Complex, high-dimensional data sets pose significant analytical challenges in the post-genomic era. Such data sets are not exclusive to genetic analyses and are also pertinent to epidemiology. There has been considerable effort to develop hypothesis-free data mining and machine learning methodologies. However, current methodologies lack exhaustivity and general applicability. Here we use a novel non-parametric, non-euclidean data mining tool, HyperCube®, to explore exhaustively a complex epidemiological malaria data set by searching for over density of events in m-dimensional space. Hotspots of over density correspond to strings of variables, rules, that determine, in this case, the occurrence of Plasmodium falciparum clinical malaria episodes. The data set contained 46,837 outcome events from 1,653 individuals and 34 explanatory variables. The best predictive rule contained 1,689 events from 148 individuals and was defined as: individuals present during 1992-2003, aged 1-5 years old, having hemoglobin AA, and having had previous Plasmodium malariae malaria parasite infection ≤10 times. These individuals had 3.71 times more P. falciparum clinical malaria episodes than the general population. We validated the rule in two different cohorts. We compared and contrasted the HyperCube® rule with the rules using variables identified by both traditional statistical methods and non-parametric regression tree methods. In addition, we tried all possible sub-stratified quantitative variables. No other model with equal or greater representativity gave a higher Relative Risk. Although three of the four variables in the rule were intuitive, the effect of number of P. malariae episodes was not. HyperCube® efficiently sub-stratified quantitative variables to optimize the rule and was able to identify interactions among the variables, tasks not easy to perform using standard data mining methods. Search of local over density in m-dimensional space, explained by easily interpretable rules, is thus seemingly ideal for generating hypotheses for large datasets to unravel the complexity inherent in biological systems.
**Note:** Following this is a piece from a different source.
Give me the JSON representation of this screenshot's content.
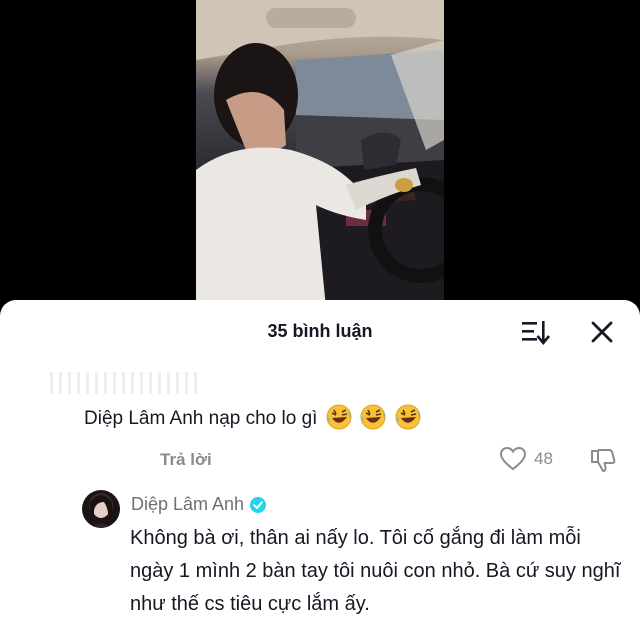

在基因组时代,复杂的高维数据集带来了重大的分析挑战。这种数据集不仅限于基因分析,也与流行病学相关。人们已经付出了相当大的努力来开发无假设的数据挖掘和机器学习方法。然而,当前的方法缺乏完备性和普遍适用性。在这里,我们使用一种新颖的非参数、非欧几里得数据挖掘工具 HyperCube®,通过在 m 维空间中搜索事件的过密度,来彻底探索一个复杂的流行病学疟疾数据集。过密度的热点对应于变量的字符串,规则决定了在这种情况下,恶性疟原虫临床疟疾发作的发生。该数据集包含了 46837 个结果事件,来自 1653 个人和 34 个解释变量。最好的预测规则包含了 1689 个事件,来自 148 个人,定义为:1992-2003 年期间在场的人,年龄在 1-5 岁之间,血红蛋白为 AA,以前曾感染过 10 次以下的间日疟原虫。这些人发生恶性疟原虫临床疟疾发作的风险比一般人群高 3.71 倍。我们在两个不同的队列中验证了这个规则。我们比较和对比了 HyperCube®规则与使用传统统计方法和非参数回归树方法确定的变量的规则。此外,我们还尝试了所有可能的子分类定量变量。没有其他具有同等或更高代表性的模型给出了更高的相对风险。虽然规则中的四个变量中有三个是直观的,但疟原虫感染次数的影响却不是。HyperCube®有效地对子分类定量变量进行细分,以优化规则,并能够识别变量之间的相互作用,这是使用标准数据挖掘方法不容易完成的任务。在 m 维空间中搜索局部过密度,并通过易于解释的规则来解释,因此似乎是为大型数据集生成假设以揭示生物系统固有的复杂性的理想选择。